Caroline meinte, dass es im ganzen Körper kribbelt, wenn man eine Tablette im Mund hat, und beschrieb plötzliche Attacken von Rastlosigkeit und Wut.
Er schließt die Augen und stellt sich Vicky vor, als sie die Schlüssel verlangte. Sie bedrohte Elisabeth mit dem Hammer, geriet außer sich vor Wut und schlug immer wieder zu. Anschließend nahm Vicky der Toten die Schlüssel ab und schloss die Türzum Isolierzimmer auf. Miranda saß, die Decke um die Schultern geschlungen, auf dem Stuhl, als Vicky hereinkam und ihr mit einem Stein den Schädel einschlug.
Sie schleppte Miranda zum Bett und legte ihr die Hände aufs Gesicht.
Erst danach ebbte ihr Zorn ab.
Vicky war verwirrt, nahm die blutige Decke mit und verbarg sie unter dem Bett, woraufhin die beruhigende Wirkung des Medikaments einsetzte. Wahrscheinlich wurde sie furchtbar müde, trat bloß noch die Stiefel in den Schrank, verbarg den Hammer unter ihrem Kissen, legte sich hin und schlief ein. Nach einigen Stunden wachte sie auf und begriff, was sie getan hatte, bekam panische Angst, floh durchs Fenster und lief in den Wald.
Das Medikament kann ihre Wut und den Schlaf in den blutigen Laken erklären.
Aber was hatte sie mit dem Stein gemacht? Gab es überhaupt einen Stein?
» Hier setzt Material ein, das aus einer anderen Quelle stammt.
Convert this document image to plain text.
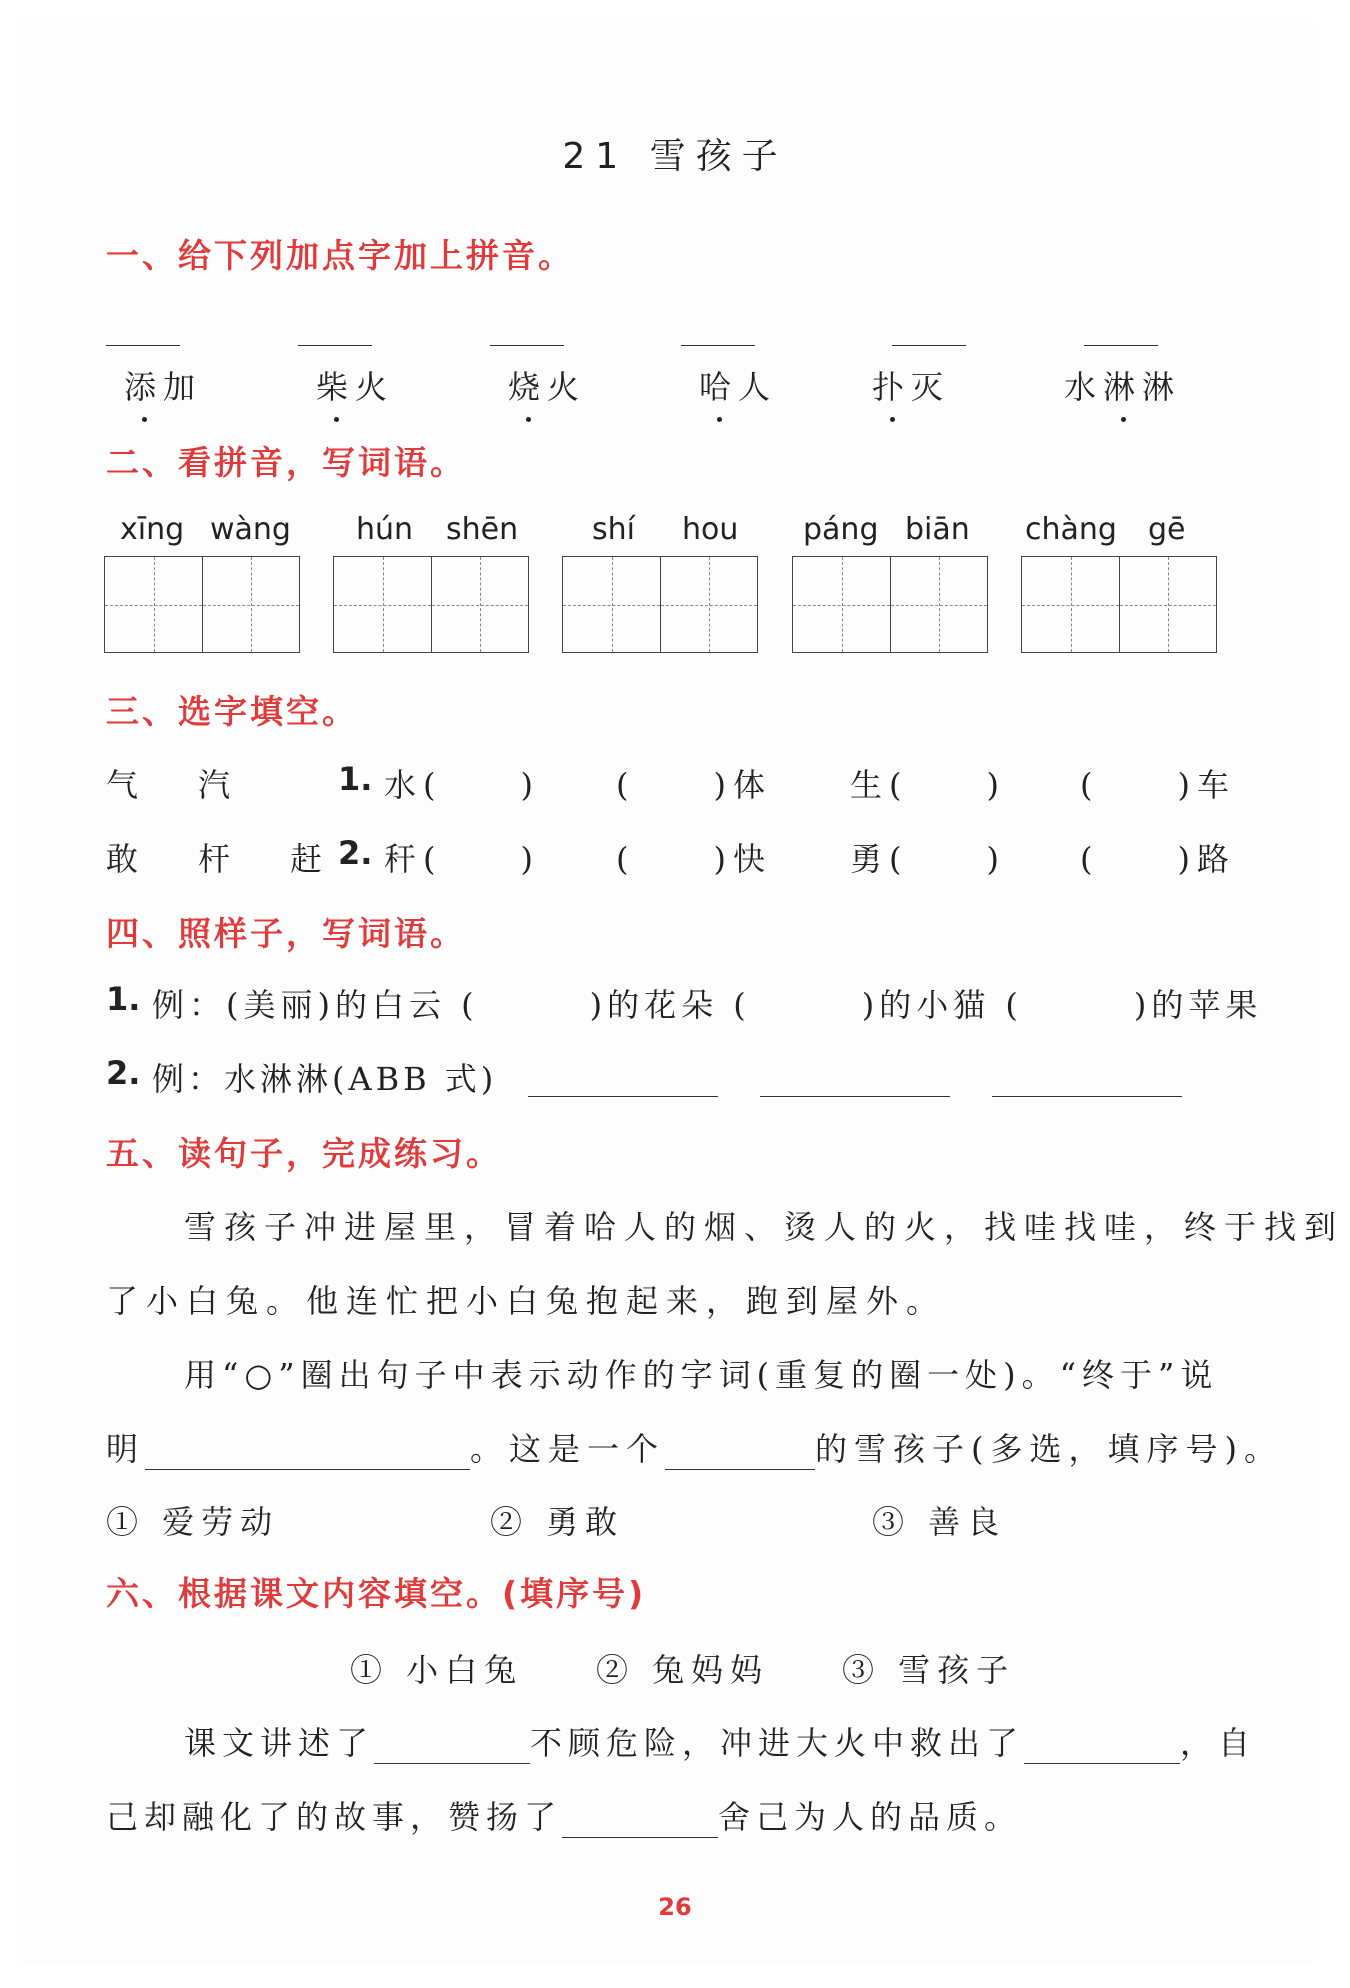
21 雪孩子
一、给下列加点字加上拼音。
添加	柴火	烧火	哈人	扑灭	水淋淋
二、看拼音，写词语。
xīng wàng hún shēn shí hou páng biān chàng gē
三、选字填空。
气　汽	1. 水(　　) (　　)体 生(　　) (　　)车
敢　杆　赶 2. 秆(　　) (　　)快 勇(　　) (　　)路
四、照样子，写词语。
1. 例：(美丽)的白云 (　　　)的花朵 (　　　)的小猫 (　　　)的苹果
2. 例：水淋淋(ABB 式)
五、读句子，完成练习。
雪孩子冲进屋里，冒着哈人的烟、烫人的火，找哇找哇，终于找到
了小白兔。他连忙把小白兔抱起来，跑到屋外。
用“○”圈出句子中表示动作的字词(重复的圈一处)。“终于”说
明	。这是一个	的雪孩子(多选，填序号)。
① 爱劳动	② 勇敢	③ 善良
六、根据课文内容填空。(填序号)
① 小白兔 ② 兔妈妈 ③ 雪孩子
课文讲述了	不顾危险，冲进大火中救出了	，自
己却融化了的故事，赞扬了	舍己为人的品质。
26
Erneut empfindet Joona große Unsicherheit – zum zweiten Mal in seinem Leben fragt er sich, ob Åhlén sich vielleicht doch irrt.
85
FÜNF MINUTEN VOR SECHS betritt Elin Abteilung 52 B, hält eine Hilfskrankenschwester auf und teilt ihr mit, dass sie Daniel Grim besuchen möchte.
»Die Besuchszeit ist vorbei«, erwidert die Frau und geht weiter.
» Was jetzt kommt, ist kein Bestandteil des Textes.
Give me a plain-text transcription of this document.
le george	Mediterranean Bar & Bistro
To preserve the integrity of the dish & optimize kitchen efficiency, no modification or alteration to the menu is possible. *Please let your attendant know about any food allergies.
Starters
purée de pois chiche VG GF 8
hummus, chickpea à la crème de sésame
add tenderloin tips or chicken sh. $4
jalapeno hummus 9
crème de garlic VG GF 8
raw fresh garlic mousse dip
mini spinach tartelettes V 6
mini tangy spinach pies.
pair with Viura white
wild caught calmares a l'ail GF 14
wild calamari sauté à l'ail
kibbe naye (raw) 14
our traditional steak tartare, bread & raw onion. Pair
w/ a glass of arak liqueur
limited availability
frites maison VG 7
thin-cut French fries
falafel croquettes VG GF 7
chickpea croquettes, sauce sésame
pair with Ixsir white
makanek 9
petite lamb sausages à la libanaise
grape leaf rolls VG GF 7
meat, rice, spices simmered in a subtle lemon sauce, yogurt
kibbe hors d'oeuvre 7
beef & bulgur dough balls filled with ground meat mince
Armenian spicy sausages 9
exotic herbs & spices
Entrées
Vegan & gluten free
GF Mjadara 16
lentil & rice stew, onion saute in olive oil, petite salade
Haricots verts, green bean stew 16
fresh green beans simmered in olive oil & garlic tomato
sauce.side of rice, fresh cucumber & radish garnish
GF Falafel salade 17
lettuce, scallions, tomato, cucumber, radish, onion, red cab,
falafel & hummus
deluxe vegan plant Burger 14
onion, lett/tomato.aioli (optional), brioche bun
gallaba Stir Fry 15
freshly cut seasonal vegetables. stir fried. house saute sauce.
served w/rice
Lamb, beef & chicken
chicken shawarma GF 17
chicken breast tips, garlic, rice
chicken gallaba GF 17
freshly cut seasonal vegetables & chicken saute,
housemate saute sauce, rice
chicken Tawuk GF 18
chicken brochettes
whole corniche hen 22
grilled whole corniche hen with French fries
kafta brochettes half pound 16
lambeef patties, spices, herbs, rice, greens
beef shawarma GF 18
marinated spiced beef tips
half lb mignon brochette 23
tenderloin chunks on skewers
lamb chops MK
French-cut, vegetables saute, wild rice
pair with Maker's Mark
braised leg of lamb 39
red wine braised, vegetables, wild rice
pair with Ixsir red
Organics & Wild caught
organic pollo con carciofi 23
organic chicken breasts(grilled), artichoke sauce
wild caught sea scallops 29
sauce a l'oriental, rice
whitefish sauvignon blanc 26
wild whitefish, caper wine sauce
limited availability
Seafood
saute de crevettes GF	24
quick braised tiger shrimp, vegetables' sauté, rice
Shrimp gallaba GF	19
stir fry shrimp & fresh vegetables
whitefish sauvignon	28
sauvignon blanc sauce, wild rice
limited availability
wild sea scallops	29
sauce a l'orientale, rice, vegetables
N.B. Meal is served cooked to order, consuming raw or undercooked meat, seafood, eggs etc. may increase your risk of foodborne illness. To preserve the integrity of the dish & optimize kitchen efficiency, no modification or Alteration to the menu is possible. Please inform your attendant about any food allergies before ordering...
»In fünf Minuten«, versucht Elin lächelnd einzuwenden.
»Wir lassen ab Viertel vor niemanden mehr herein, um mit unserer Arbeit weiterzukommen.«
»Aber ich bin extra aus Stockholm gekommen«, fleht Elin sie an.
Die Krankenschwester bleibt stehen und sieht sie misstrauisch an.
»Wenn wir für jeden eine Ausnahme machen, laufen hier rund um die Uhr Leute herum«, sagt sie barsch.
»Bitte, lassen Sie mich doch nur kurz …«
»Aber die Zeit reicht ja nicht einmal für eine Tasse Kaffee.«
»Das macht nichts«, beteuert Elin.
Die Krankenschwester scheint immer noch zu zögern, bedeutet Elin aber dann doch mit einem Kopfnicken, ihr zu folgen, biegt rechts ab und klopft kurz an die Tür eines Krankenzimmers.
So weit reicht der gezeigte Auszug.